L’anticipation anxieuse dans la phobie sociale s’inscrit donc dans un « fond" de réalité.
Il est logique d’avoir peur : quand on est inhibé, on est « moins bon » socialement.
Cet aspect est à prendre en compte thérapeutiquement.
Pour neutraliser l’anticipation, il ne suffit pas de rassurer, de mettre à jour le discours catastrophiste, les comportements dysfonctionnels ou d’expliquer les manifestations corporelles, Il faut également développer ses compétences sociales, avec tout ce que cela implique. Dans le cas contraire, la peur sera quelque part «justifiée».


Quels sont les symptômes de la phobie sociale?

Ils sont de différentes natures :

- Symptômes physiologiques :
tensions et manifestations neurovégétatives disproportionnées : tensions musculaires, douleurs musculaires, fatigue, tremblement, sensation d’étouffement, tachycardie, sécheresse de la bouche, …
- Symptômes cognitifs :
hyper vigilance, focalisation, hyper conscience de soi et par voie de conséquence, difficulté de concentration, de mémoire (trou noir) distorsions cognitives (lecture de la réalité éloignée de la réalité elle-même)…
Anticipation anxieuse, besoin de réassurance.
- Symptômes comportementaux : conduites d’évitement direct ou subtil, vérifications, inhibition, hyperactivité.

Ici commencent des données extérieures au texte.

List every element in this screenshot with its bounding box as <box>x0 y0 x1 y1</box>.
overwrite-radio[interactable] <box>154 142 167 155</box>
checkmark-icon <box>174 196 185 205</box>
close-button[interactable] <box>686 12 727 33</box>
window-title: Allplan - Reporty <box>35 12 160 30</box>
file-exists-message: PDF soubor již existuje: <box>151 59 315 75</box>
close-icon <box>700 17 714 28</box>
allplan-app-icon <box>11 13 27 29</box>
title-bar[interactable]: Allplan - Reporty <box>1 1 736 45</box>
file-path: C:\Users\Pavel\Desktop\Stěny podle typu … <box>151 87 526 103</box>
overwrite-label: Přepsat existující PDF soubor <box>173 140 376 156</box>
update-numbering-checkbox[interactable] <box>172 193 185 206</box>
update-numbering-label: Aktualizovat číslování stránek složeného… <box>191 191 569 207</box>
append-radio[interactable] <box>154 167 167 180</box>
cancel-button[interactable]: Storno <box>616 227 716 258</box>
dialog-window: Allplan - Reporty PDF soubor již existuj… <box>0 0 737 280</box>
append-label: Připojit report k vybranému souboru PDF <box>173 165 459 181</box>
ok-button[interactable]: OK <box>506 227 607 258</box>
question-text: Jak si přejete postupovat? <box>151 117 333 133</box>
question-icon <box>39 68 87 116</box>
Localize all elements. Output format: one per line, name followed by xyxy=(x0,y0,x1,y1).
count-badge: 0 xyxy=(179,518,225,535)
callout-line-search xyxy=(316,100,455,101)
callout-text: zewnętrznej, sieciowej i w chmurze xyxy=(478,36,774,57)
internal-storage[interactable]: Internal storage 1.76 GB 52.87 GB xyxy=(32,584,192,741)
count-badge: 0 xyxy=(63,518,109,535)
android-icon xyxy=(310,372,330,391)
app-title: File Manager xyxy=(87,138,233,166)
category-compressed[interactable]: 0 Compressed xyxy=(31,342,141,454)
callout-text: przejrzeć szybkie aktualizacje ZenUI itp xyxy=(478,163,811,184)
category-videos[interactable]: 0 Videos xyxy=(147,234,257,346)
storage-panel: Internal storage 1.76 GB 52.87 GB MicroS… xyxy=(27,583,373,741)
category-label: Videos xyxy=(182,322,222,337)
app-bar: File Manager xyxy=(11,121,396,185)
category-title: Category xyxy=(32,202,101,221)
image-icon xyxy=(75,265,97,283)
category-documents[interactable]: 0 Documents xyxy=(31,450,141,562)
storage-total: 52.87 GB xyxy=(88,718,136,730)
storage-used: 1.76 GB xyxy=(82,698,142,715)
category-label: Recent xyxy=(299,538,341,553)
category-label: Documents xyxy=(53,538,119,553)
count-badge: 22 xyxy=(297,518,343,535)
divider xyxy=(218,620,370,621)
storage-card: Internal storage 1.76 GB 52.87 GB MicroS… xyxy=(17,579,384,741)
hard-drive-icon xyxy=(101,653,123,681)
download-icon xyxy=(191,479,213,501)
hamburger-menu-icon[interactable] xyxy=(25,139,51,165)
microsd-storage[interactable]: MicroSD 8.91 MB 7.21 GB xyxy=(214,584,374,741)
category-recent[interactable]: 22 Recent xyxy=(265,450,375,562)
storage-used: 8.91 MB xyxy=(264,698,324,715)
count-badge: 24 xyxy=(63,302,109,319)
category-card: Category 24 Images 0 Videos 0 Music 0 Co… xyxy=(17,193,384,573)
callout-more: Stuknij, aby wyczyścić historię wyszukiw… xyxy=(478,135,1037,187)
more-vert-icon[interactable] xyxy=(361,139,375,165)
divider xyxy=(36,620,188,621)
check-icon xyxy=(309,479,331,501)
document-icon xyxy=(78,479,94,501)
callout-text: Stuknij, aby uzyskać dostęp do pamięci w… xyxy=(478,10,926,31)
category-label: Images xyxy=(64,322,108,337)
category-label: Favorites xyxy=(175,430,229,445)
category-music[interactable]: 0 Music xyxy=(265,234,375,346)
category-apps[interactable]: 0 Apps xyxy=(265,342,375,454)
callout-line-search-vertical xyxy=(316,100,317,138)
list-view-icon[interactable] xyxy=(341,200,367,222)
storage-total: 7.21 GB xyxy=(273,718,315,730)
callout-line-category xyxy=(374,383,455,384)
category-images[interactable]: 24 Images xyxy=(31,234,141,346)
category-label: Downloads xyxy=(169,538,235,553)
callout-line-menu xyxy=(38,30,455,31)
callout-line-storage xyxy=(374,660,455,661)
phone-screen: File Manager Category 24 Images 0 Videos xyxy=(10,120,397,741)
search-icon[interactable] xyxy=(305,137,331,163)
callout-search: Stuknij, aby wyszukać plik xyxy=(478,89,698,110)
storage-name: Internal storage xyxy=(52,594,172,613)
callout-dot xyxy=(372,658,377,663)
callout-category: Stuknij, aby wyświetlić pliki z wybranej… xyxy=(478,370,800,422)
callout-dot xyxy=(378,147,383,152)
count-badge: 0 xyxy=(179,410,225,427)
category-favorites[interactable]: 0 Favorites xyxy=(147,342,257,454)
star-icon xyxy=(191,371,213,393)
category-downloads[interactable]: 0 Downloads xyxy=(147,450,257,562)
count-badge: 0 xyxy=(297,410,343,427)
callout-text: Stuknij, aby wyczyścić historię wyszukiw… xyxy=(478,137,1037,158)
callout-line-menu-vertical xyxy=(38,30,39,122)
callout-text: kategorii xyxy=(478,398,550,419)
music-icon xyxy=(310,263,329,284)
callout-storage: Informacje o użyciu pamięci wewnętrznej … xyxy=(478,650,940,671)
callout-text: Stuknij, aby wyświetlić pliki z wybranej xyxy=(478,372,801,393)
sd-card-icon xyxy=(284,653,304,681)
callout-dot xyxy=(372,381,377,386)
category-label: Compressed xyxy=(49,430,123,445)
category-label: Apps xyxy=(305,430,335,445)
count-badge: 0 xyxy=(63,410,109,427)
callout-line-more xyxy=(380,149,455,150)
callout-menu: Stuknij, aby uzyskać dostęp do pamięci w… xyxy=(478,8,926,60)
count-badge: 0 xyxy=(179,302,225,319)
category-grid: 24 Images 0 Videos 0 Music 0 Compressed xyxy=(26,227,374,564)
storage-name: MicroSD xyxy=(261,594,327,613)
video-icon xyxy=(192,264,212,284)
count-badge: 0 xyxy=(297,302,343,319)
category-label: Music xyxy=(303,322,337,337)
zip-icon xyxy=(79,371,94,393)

Comment devient-on phobique social ?


La phobie sociale résulte d'un apprentissage, le phobique sociale suit donc un modèle, celui-ci peut être comportemental ou cognitif.
Modèle comportemental : il existe deux cas de figure :
- Apprentissage d'une conduite de dysfonctionnement : en clair, le sujet prend comme exemples des individus ou relations déjà problématiques (ex : parents peu sociabilisés, peu tolérants ou peu affectifs)
- Apprentissage non référencé : le sujet n'a pas de références, d'exemples d'un comportement social adapté.
Modèle cognitif : la phobie sociale naît d'un mauvais traitement de l'information :
- Le danger vécu, expérimenté est intégré (stress chronique durant l'enfance, exemple familial et/ou social d'anxiété, traumatismes divers)
La réalité (ici les relations sociales) est ensuite interprétée en fonction de dangers potentiels.
- Un sujet
phobique social a une conscience déformée de lui-même : image négative et sous-évaluation.
Exemple de schéma cognitif
• Le sujet pense se conduire de manière ridicule ou inacceptable.
• Il craint des conséquences négatives telles le rejet, la dévalorisation de son image ou de son statut.
• Ces pensées font naître le phénomène anxieux :
- Les symptômes anxieux (tremblement, rougissement…) deviennent eux-mêmes des signes de danger et viennent nourrir l’anxiété.
- L’hyper vigilance aux manifestations somatiques et aux pensées entraîne une baisse des compétences sociales : le sujet est tourné vers l’intérieur (pensées, corps), non vers l’extérieur (la relation)
- Les comportements d’évitement, de fuite entraînent chez l’autre des comportements sinon similaires du moins altérés.
• La performance sociale est insatisfaisante.
• L'anxiété est nourrie, développée. Les compétences ne se développent pas.